Just like those Israelites, I have the sand of sin between my toes. Everywhere I go, I trail that sin, stirring up God’s righteous anger. I treat my daily “manna” with arrogance—as if my children, my job, my home, my health, are blessings that will last forever. My days roll by as I flit after fancies, with little thought of what happens when I come to the end of my pile of peas. What if I did a better job of measuring my mortality? I’d be more inclined to pray like Moses:
pleading for wisdom as I use my days, for forgiveness when I misuse them.
Even as Moses suffered under God’s justice, he refused to let go of God’s grace. He boldly prayed, “Satisfy us in the morning with your unfailing love, that we may sing for joy and be glad all our days.” (Psalm 90:14) This is not the prayer of a prisoner scratching off his dwindling days on a cell wall. This is the prayer of a child who knows he will wake each morning to the warm embrace of a father who delights in filling his needs.

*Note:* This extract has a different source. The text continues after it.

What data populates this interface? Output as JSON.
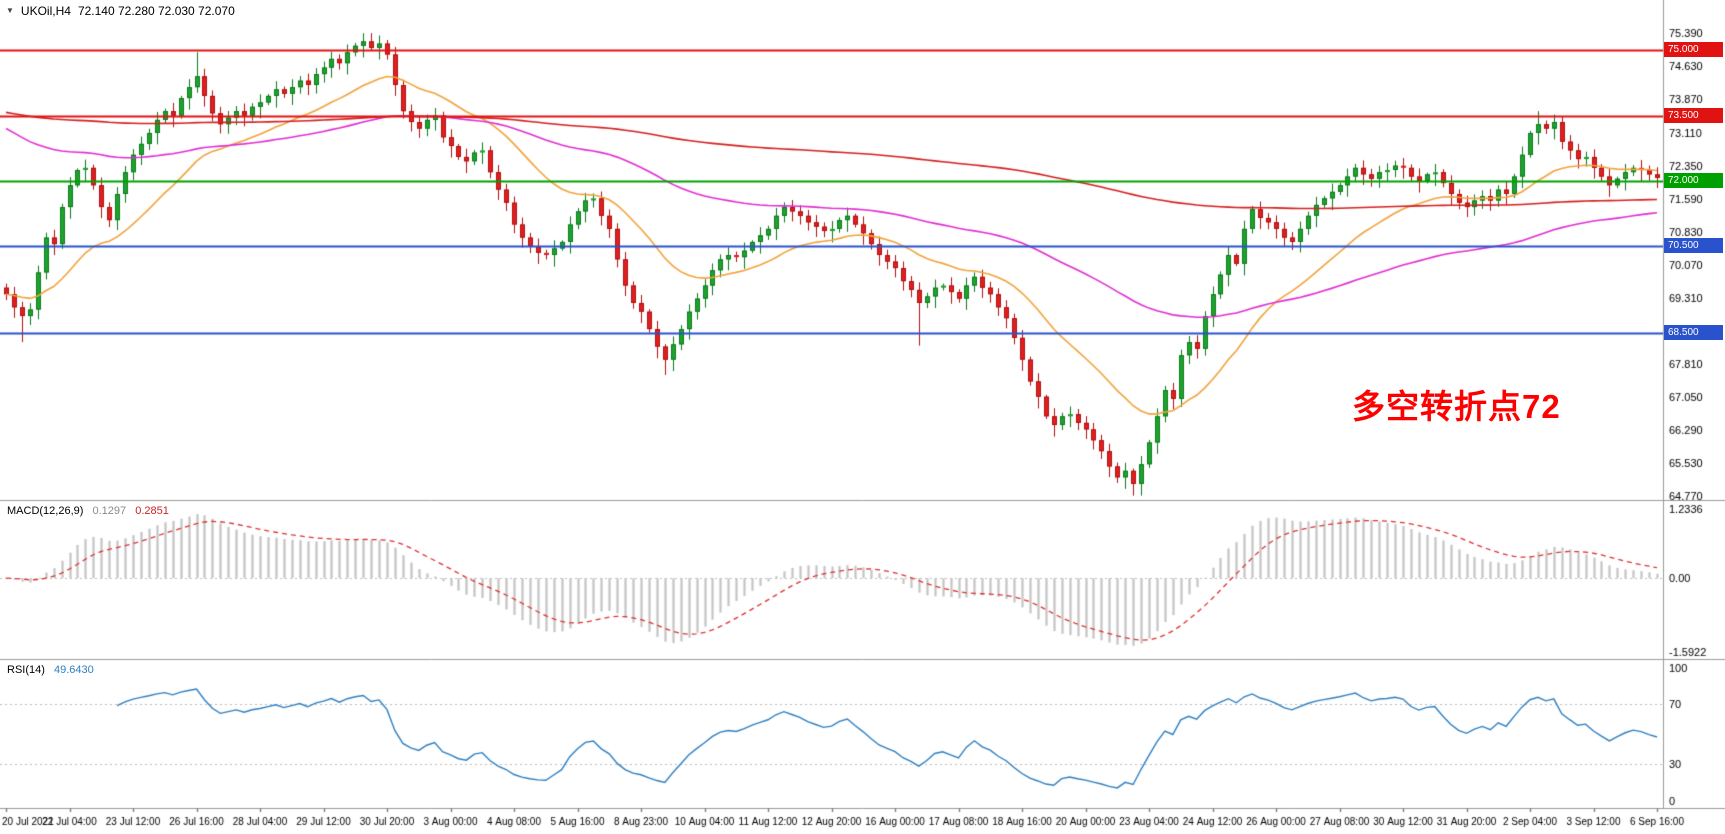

Marvel again at that love: So that sinners could know joy, the eternal God put a number on his days. He began his earthly life in a womb and ended it on a cross, where he suffered hell in our place. So that sinners could be glad, Christ stepped from the grave on Easter morning, dusting death from his hands. The light of his resurrection shines in every corner of our lives. Though we misuse our time and misplace our priorities and obsess over our piles of peas, every morning brings fresh forgiveness. Though our days on earth are darkened by disappointment and sorrow, heaven awaits. Though death rises like a tide to cover us, it cannot claim us. Christ already has.
“Satisfy us in the morning,” Moses prayed. And isn’t that a better way to count our days? Not milestone by milestone, but morning by morning. When our real satisfaction is found in God’s love and favor, we can sing for joy all our days.
Even on Mondays.
Even when it’s peas for dinner.
Prayer: Lord, let your unfailing love fill me with daily joy and purpose until you call me home. Amen.